Nep. Oh! I was thinking that you eat what you hadn’t got! But what is there, then?

Piso. Troublesome questioner! What they give us.

Nep. But what do they give you, then?

I. Breakfast

Piso. We have breakfast an hour and a half after we have got up.

Nep. When do you get up?

II. Lunch—Food—Drink

Piso. Almost with the sun, for he is the leader of the Muses and the Muses are gracious to the dawn.
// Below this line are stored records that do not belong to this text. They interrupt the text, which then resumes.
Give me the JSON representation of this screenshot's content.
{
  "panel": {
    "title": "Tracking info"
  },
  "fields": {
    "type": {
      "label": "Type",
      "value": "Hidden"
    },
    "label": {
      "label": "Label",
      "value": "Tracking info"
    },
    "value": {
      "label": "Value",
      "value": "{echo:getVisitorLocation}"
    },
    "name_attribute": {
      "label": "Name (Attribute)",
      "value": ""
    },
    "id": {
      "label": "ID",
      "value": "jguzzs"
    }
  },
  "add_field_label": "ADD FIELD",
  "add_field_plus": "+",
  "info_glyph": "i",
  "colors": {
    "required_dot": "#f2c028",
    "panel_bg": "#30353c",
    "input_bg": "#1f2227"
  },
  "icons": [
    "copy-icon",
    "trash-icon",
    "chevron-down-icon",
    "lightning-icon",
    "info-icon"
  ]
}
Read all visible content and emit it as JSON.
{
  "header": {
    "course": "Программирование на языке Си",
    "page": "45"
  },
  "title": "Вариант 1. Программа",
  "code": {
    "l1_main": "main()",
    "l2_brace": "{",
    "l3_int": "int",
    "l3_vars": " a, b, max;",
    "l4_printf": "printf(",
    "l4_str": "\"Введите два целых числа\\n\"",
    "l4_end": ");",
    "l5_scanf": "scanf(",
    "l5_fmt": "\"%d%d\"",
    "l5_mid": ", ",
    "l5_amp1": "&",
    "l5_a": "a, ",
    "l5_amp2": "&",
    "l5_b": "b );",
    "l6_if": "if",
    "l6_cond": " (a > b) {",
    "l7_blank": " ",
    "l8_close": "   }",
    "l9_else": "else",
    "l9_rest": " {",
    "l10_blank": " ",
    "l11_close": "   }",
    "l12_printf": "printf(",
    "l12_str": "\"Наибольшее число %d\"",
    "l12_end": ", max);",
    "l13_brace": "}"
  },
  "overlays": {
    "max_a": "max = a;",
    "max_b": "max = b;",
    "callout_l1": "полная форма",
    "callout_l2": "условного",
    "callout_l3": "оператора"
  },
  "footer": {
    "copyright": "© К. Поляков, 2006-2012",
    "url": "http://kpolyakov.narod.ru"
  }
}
Our early breakfast is a piece of coarse bread and some butter or some fruit as the time of the year supplies. For lunch, there are cooked vegetables or pottage in pottage-vessels, and meat with relishes. Sometimes turnips, sometimes cabbages, starch-food, wheat-meal, or rice. Then on fish-days, buttermilk from butter which has been turned out in deep dishes, with some cakes of bread, and a fresh fish, if it can be bought fairly cheap in the fish-market, or if not, a salt-fish, well soaked. Then pease, or pulse, or lentils, or beans, or lupines.

Nep. How much of these does each get?

Piso. Bread as much as he wishes; of viands as much as is necessary not for satiety, but for nourishment. For elaborate feasts, you must seek elsewhere, not in the school, where the aim is to form minds to the way of virtue.